Eğer başvurucunun güvenlik ve özgürlük hakkı siyasi sebeplerle kısıtlanmışsa ve mahkumiyeti haklı kılacak ilgili ve yeterli bir delil dosyaya girmediyse -bizdeki yargılamalarda tutuklamada gösterilen delillerle süreç tamamlanıyor ve hapis cezası veriliyor- ve yine de Demirtaş ve Kavala hakkında bir mahkumiyet kararı verilirse 18’inci maddenin sihirli değnek etkisini göreceğiz, çünkü AİHM özellikle Azerbaycan’la ilgili verdiği kararlarda 18’inci madde yönünden hakkı ihlal edilen kişilerin hükümlü hale getirilmesini bu ihlalin devam ettirilmesi olarak yorumladı. Davadaki deliller sebebiyle pasaportun iptal edilmesi, yurtdışı yasağı, ev hapsi, mal varlığının dondurulması, banka hesaplarına el konulması, barodan atılması, siyaset yasağı getirilmesi gibi ek yaptırımları da ihlale dahil edebiliriz.
AİHM’in kararına göre kişi ve güvenlik hakkı siyasi sebeplerle kısıtlanmışsa bunun doğal sonucu tahliyenin yanında aynı zamanda beraattır. Bu kişi beraat etmek yerine hükümlü hale getirilirse Bakanlar Komitesi bunun 18’inci maddenin ihlalinin devamı olduğunu düşünüyor. Kavala ve Demirtaş hakkında da mahkumiyet kararı verilirse bütün olumsuz sonuçlar ihlal kararının önceki haline geri döndürülene kadar bu süreç devam edecek ve kararlar uygulanmamış sayılacak.
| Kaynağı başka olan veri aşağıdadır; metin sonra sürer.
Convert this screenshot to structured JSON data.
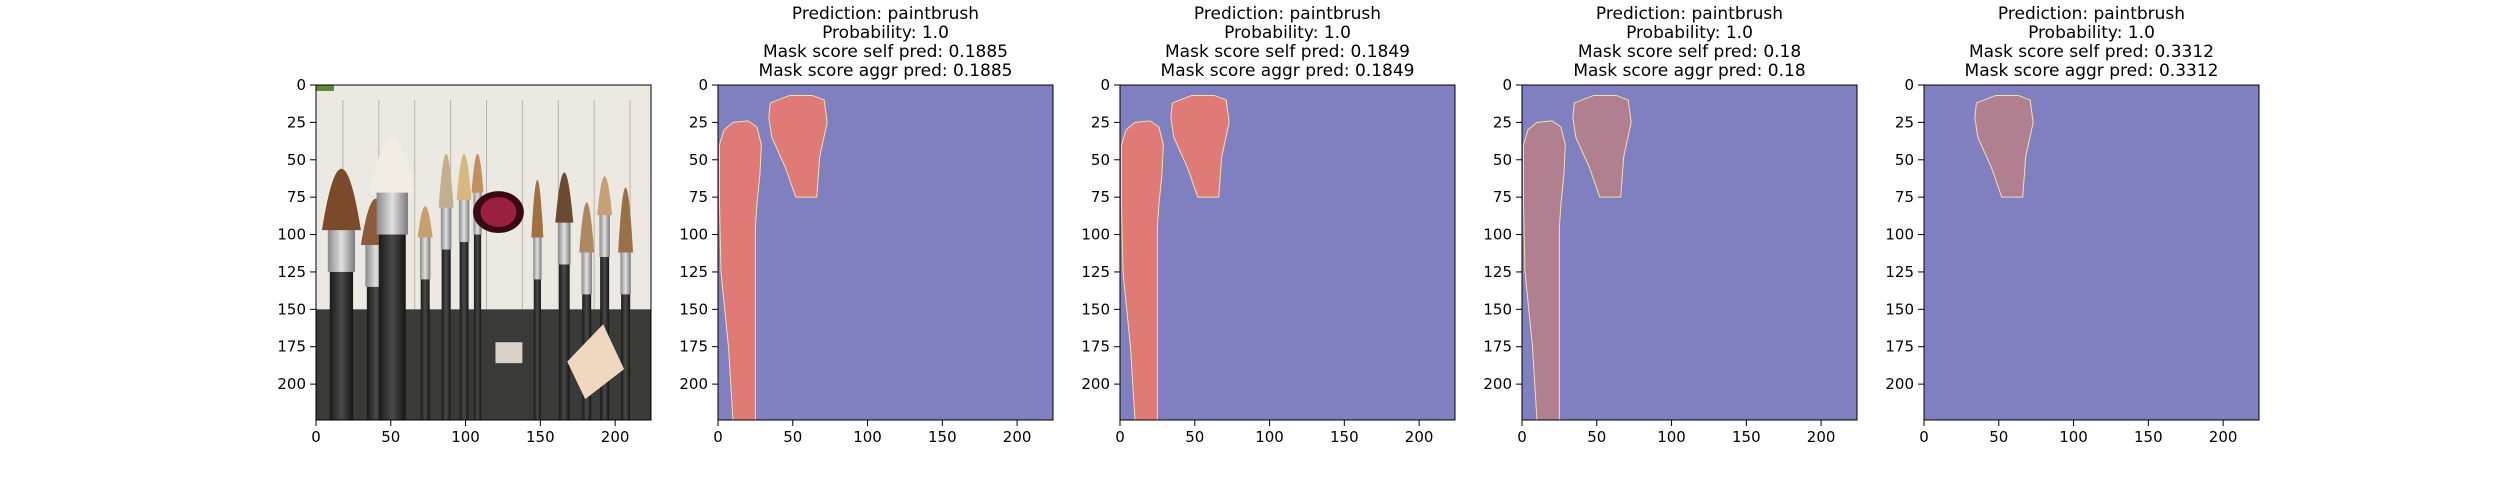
{
  "chart_data": [
    {
      "type": "image",
      "image_kind": "photo-makeup-brushes",
      "title": [],
      "xlim": [
        0,
        224
      ],
      "ylim": [
        224,
        0
      ],
      "xticks": [
        0,
        50,
        100,
        150,
        200
      ],
      "yticks": [
        0,
        25,
        50,
        75,
        100,
        125,
        150,
        175,
        200
      ],
      "colors": {
        "background": "#f0eee8"
      }
    },
    {
      "type": "heatmap",
      "image_kind": "mask-overlay",
      "title": [
        "Prediction: paintbrush",
        "Probability: 1.0",
        "Mask score self pred: 0.1885",
        "Mask score aggr pred: 0.1885"
      ],
      "xlim": [
        0,
        224
      ],
      "ylim": [
        224,
        0
      ],
      "xticks": [
        0,
        50,
        100,
        150,
        200
      ],
      "yticks": [
        0,
        25,
        50,
        75,
        100,
        125,
        150,
        175,
        200
      ],
      "colors": {
        "background": "#8080c0",
        "mask": "#e07a76"
      },
      "mask_regions": [
        {
          "points": [
            [
              35,
              12
            ],
            [
              48,
              7
            ],
            [
              63,
              7
            ],
            [
              71,
              10
            ],
            [
              73,
              25
            ],
            [
              68,
              48
            ],
            [
              66,
              75
            ],
            [
              52,
              75
            ],
            [
              45,
              55
            ],
            [
              36,
              35
            ],
            [
              34,
              22
            ]
          ]
        },
        {
          "points": [
            [
              1,
              40
            ],
            [
              4,
              30
            ],
            [
              10,
              25
            ],
            [
              20,
              24
            ],
            [
              26,
              28
            ],
            [
              29,
              40
            ],
            [
              28,
              60
            ],
            [
              26,
              80
            ],
            [
              25,
              95
            ],
            [
              25,
              224
            ],
            [
              10,
              224
            ],
            [
              7,
              175
            ],
            [
              2,
              125
            ],
            [
              1,
              80
            ]
          ]
        }
      ]
    },
    {
      "type": "heatmap",
      "image_kind": "mask-overlay",
      "title": [
        "Prediction: paintbrush",
        "Probability: 1.0",
        "Mask score self pred: 0.1849",
        "Mask score aggr pred: 0.1849"
      ],
      "xlim": [
        0,
        224
      ],
      "ylim": [
        224,
        0
      ],
      "xticks": [
        0,
        50,
        100,
        150,
        200
      ],
      "yticks": [
        0,
        25,
        50,
        75,
        100,
        125,
        150,
        175,
        200
      ],
      "colors": {
        "background": "#8080c0",
        "mask": "#e07a76"
      },
      "mask_regions": [
        {
          "points": [
            [
              35,
              12
            ],
            [
              48,
              7
            ],
            [
              63,
              7
            ],
            [
              71,
              10
            ],
            [
              73,
              25
            ],
            [
              68,
              48
            ],
            [
              66,
              75
            ],
            [
              52,
              75
            ],
            [
              45,
              55
            ],
            [
              36,
              35
            ],
            [
              34,
              22
            ]
          ]
        },
        {
          "points": [
            [
              1,
              40
            ],
            [
              4,
              30
            ],
            [
              10,
              25
            ],
            [
              20,
              24
            ],
            [
              26,
              28
            ],
            [
              29,
              40
            ],
            [
              28,
              60
            ],
            [
              26,
              80
            ],
            [
              25,
              95
            ],
            [
              25,
              224
            ],
            [
              10,
              224
            ],
            [
              7,
              175
            ],
            [
              2,
              125
            ],
            [
              1,
              80
            ]
          ]
        }
      ]
    },
    {
      "type": "heatmap",
      "image_kind": "mask-overlay",
      "title": [
        "Prediction: paintbrush",
        "Probability: 1.0",
        "Mask score self pred: 0.18",
        "Mask score aggr pred: 0.18"
      ],
      "xlim": [
        0,
        224
      ],
      "ylim": [
        224,
        0
      ],
      "xticks": [
        0,
        50,
        100,
        150,
        200
      ],
      "yticks": [
        0,
        25,
        50,
        75,
        100,
        125,
        150,
        175,
        200
      ],
      "colors": {
        "background": "#8080c0",
        "mask": "#b08090"
      },
      "mask_regions": [
        {
          "points": [
            [
              35,
              12
            ],
            [
              48,
              7
            ],
            [
              63,
              7
            ],
            [
              71,
              10
            ],
            [
              73,
              25
            ],
            [
              68,
              48
            ],
            [
              66,
              75
            ],
            [
              52,
              75
            ],
            [
              45,
              55
            ],
            [
              36,
              35
            ],
            [
              34,
              22
            ]
          ]
        },
        {
          "points": [
            [
              1,
              40
            ],
            [
              4,
              30
            ],
            [
              10,
              25
            ],
            [
              20,
              24
            ],
            [
              26,
              28
            ],
            [
              29,
              40
            ],
            [
              28,
              60
            ],
            [
              26,
              80
            ],
            [
              25,
              95
            ],
            [
              25,
              224
            ],
            [
              10,
              224
            ],
            [
              7,
              175
            ],
            [
              2,
              125
            ],
            [
              1,
              80
            ]
          ]
        }
      ]
    },
    {
      "type": "heatmap",
      "image_kind": "mask-overlay",
      "title": [
        "Prediction: paintbrush",
        "Probability: 1.0",
        "Mask score self pred: 0.3312",
        "Mask score aggr pred: 0.3312"
      ],
      "xlim": [
        0,
        224
      ],
      "ylim": [
        224,
        0
      ],
      "xticks": [
        0,
        50,
        100,
        150,
        200
      ],
      "yticks": [
        0,
        25,
        50,
        75,
        100,
        125,
        150,
        175,
        200
      ],
      "colors": {
        "background": "#8080c0",
        "mask": "#b08090"
      },
      "mask_regions": [
        {
          "points": [
            [
              35,
              12
            ],
            [
              48,
              7
            ],
            [
              63,
              7
            ],
            [
              71,
              10
            ],
            [
              73,
              25
            ],
            [
              68,
              48
            ],
            [
              66,
              75
            ],
            [
              52,
              75
            ],
            [
              45,
              55
            ],
            [
              36,
              35
            ],
            [
              34,
              22
            ]
          ]
        }
      ]
    }
  ]
}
Selahattin Demirtaş kararının uygulanmamasıyla ilgili yaptırım süreci neden başlatılmadı?
AİHM, Selahattin Demirtaş’ın başvurusunda 2018 yılında karar verdi. Hem biz ve hem de hükümet bu karara itiraz ettiği için karar o zaman kesinleşmemişti. Başvuru Büyük Daire’ye gitti. Büyük Daire’nin kararıyla ihlal kararı 22 Aralık 2020’de kesinleşti.
Mahkeme, Osman Kavala hakkında 10 Aralık 2019’da 18’inci madde yönünden ihlali kararı verdi. Hükümet bu kararın Büyük Daire’ye gönderilmesini istedi ama mahkeme gerek olmadığına karar verdi. Böylece karar Mayıs 2020’de kesinleşti. Osman Kavala’nın ihlal kararı Demirtaş’tan daha erken kesinleşti. Böylece kararların uygulanıp uygulanmadığını denetleyen Bakanlar Komitesi süreci de daha erken başladı.
Demirtaş ve Kavala kararlarının ortak noktası nedir?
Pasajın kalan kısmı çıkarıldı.